I remember the first time I arrived in South Korea to teach at 23, feeling completely overwhelmed and underprepared. Jet lag also doesn’t help with the nerves! I look back on this daunting feeling of being submerged in new surroundings with great fondness, with each new place nothing is quite the same as the first time you set up your international teaching gig. I remember having to find a phone box (yep, they still had those) to make a call to my mum in the middle of the night for some reassurance. Fear not, being as connected as we are now you are always a call, text or social media post away from support!
Your mind is probably overflowing with questions: What is the school like? What will happen when I arrive? How will I meet people? What if I don’t speak the language? Our Teacher Horizons advisors talk to hundreds of teachers each week who are thinking of embarking on a new life abroad. The fear of the unknown can be anxiety-inducing, but we are here to reassure you with tips to enable you to embrace the roller coaster, so you can buckle in and enjoy the ride.
1) Use Social Media
Use Social Media to get to know what is happening in the area you will move to. There are now so many expat groups, and probably groups specifically for teachers – maybe even your school- so do your research and get connecting! Taking advantage of social media is a great way to build your support network to help you before you even set foot there, it also increases your likelihood of having someone to meet in person when you get there.
2) Familiarise yourself with the language
At the very least learn key phrases like hello, thank you, goodbye. The locals really appreciate it and it will fill you with more confidence. If you have time to enrol on a course or do some online language learning beforehand hand that will also support you immensly in fitting in.

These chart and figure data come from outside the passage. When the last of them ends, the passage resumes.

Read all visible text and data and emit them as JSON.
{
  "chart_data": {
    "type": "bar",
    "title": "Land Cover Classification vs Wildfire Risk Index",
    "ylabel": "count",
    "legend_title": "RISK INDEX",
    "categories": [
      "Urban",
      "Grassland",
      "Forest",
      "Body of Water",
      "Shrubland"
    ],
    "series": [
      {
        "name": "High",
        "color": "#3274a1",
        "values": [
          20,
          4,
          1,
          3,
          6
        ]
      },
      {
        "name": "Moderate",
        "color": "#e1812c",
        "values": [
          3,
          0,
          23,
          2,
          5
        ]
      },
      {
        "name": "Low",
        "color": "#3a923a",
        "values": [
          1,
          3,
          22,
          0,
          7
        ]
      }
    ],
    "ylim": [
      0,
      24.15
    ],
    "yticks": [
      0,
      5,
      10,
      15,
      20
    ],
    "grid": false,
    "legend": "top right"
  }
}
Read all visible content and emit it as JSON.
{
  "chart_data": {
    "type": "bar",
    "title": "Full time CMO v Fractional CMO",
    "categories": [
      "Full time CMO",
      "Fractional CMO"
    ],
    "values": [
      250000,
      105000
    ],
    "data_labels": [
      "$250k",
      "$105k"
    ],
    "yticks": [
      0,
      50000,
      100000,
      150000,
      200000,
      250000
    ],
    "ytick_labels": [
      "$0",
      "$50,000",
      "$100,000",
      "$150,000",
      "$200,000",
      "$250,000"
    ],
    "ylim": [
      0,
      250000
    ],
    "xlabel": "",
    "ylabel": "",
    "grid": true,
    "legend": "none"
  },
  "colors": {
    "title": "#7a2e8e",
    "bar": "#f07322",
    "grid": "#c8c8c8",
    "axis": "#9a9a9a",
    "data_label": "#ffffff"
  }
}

Thinking of moving to China? For helpful tips on applying for a Chinese visa go here.
3) Familiarise yourself with the culture
Do your research and familiarise yourself with the culture. Going in completly blind to a new culture will only increase that feeling of being overwhelmed. Learn their cultural norms and get set to adopting them straight away. The locals will appreciate that you are trying and it will help you feel welcomed.
4) Bring some items from home
Bring some familiar items that will offer you comfort in those moments of culture shock or home sickness. This might seem a little silly, but settling in with some old favourites will enable you to feel more relaxed and more on the path to building that homely feeling. For me, it is always tea bags, some photos and a blanket from my travels.
5) Give your body time to adjust
Be gentle on yourself and your body in the time of adjustment, new places will often play havoc on our bodies while we adjust to new foods, temperatures, water etc. Your school will likely help you get set up with healthcare but also bring some of your pharmacy staples with you…nothing worse than trying to navigate some paracetamol with a migraine, only to learn they don’t sell them off prescription.
6) Organize your important documents
One thing that has always helped me feel more confident before setting off to a new job abroad is having a documents folder. Airport travel before even arriving at the destination can already ignite those anxious feelings, so it is wise to have all your essential documents neatly together. Even though now electronic copies can suffice, I always like to have a back-up just in case. I always have a folder in my carry-on with a copy of my passport, all itineraries and tickets, insurance, vaccination book, and sometimes my CV or contract for the job just in case. Even if you don’t have to pull them out on your way there it makes for easy reference whenever you might need them.
And finally, a bonus mind hack for you. Give yourself a break, you are going to feel overwhelmed, nervous and homesick but it’s okay! You’ll soon settle in. You will look back on this in years to come with a sense of awe and achievement.